А между тем новелла Саккетти прозрачно содержит в себе всю исходную ситуацию «Дон Кихота». Разве Коппо, помешавшийся на чтении книг и переносящий страсти воображаемого мира в обыденные ситуации, – это не будущий гидальго из Ламанчи? Разве каменщики не изображают своего рода коллективного Санчо Пансу? Как и у Сервантеса, оба духовных состояния, простонародно-невежественно-прозаично-здравомысленное и элитарно-учено-книжно-фантастическое, выставляют друг друга в смешном свете. Но есть огромная разница. Чудачество Коппо не приносит ему тумаков.
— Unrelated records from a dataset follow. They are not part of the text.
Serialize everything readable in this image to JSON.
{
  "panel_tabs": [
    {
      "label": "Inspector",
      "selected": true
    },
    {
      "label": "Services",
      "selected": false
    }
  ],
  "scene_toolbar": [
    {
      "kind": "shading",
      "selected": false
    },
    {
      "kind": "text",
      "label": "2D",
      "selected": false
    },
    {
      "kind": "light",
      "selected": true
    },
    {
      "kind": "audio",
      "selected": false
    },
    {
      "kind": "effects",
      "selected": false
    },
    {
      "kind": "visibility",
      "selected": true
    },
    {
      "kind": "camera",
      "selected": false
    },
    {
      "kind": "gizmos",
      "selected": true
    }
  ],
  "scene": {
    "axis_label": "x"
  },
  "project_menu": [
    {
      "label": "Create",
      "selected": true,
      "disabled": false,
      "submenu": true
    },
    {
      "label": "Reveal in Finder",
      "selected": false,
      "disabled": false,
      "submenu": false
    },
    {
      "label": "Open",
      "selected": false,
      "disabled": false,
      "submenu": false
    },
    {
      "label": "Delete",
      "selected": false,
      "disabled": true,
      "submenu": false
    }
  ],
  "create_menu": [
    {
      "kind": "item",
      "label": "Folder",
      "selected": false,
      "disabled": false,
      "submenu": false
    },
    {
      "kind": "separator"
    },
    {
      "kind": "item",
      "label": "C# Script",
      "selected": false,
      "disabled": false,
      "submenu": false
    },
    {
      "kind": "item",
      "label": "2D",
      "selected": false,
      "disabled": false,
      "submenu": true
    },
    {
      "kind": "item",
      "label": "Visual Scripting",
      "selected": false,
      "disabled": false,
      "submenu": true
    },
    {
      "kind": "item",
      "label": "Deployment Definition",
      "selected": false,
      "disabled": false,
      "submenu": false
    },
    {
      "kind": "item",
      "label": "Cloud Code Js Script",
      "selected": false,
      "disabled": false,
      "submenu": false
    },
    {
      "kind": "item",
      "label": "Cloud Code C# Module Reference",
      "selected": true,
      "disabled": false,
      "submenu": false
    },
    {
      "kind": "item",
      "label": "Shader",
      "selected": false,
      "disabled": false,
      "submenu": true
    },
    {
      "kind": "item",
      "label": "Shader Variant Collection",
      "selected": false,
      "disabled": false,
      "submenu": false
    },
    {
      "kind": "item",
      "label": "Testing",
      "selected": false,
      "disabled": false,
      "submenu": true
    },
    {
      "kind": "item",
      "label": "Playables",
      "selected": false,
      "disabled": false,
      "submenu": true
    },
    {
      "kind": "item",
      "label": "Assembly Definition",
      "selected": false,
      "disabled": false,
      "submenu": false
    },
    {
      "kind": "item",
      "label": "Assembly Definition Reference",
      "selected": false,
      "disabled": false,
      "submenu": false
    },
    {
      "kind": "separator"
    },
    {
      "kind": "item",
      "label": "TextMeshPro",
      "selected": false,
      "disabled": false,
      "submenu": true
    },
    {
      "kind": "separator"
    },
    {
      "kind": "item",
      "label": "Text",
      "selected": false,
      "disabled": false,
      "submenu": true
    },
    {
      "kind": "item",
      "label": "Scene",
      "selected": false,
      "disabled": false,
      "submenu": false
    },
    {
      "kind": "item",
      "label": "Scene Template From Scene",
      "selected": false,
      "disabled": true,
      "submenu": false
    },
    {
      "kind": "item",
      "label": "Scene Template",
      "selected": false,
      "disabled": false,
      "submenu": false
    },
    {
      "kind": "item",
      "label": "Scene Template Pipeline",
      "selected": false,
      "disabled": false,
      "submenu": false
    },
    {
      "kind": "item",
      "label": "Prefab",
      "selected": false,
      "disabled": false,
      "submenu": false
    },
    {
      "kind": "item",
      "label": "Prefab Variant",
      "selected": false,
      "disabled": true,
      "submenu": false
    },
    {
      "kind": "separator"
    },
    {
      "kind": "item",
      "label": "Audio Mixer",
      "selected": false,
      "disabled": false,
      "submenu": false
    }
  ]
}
Его деловые отношения с каменщиками в итоге мало пострадали от чтения Тита Ливия. Он – преуспевающий горожанин, и «новая фантазия» весело свидетельствует лишь о его возвышенных достоинствах. Коппо не принимает каменщиков за римских сенаторов, он отлично помнит, кто они такие и зачем пришли, ему нынче вечером просто не до них, он слишком взволнован иными заботами – altra maninconia – и даже с рабочими способен говорить только о Капитолии.

Две реальности существуют одна в другой и, различаясь, сливаются.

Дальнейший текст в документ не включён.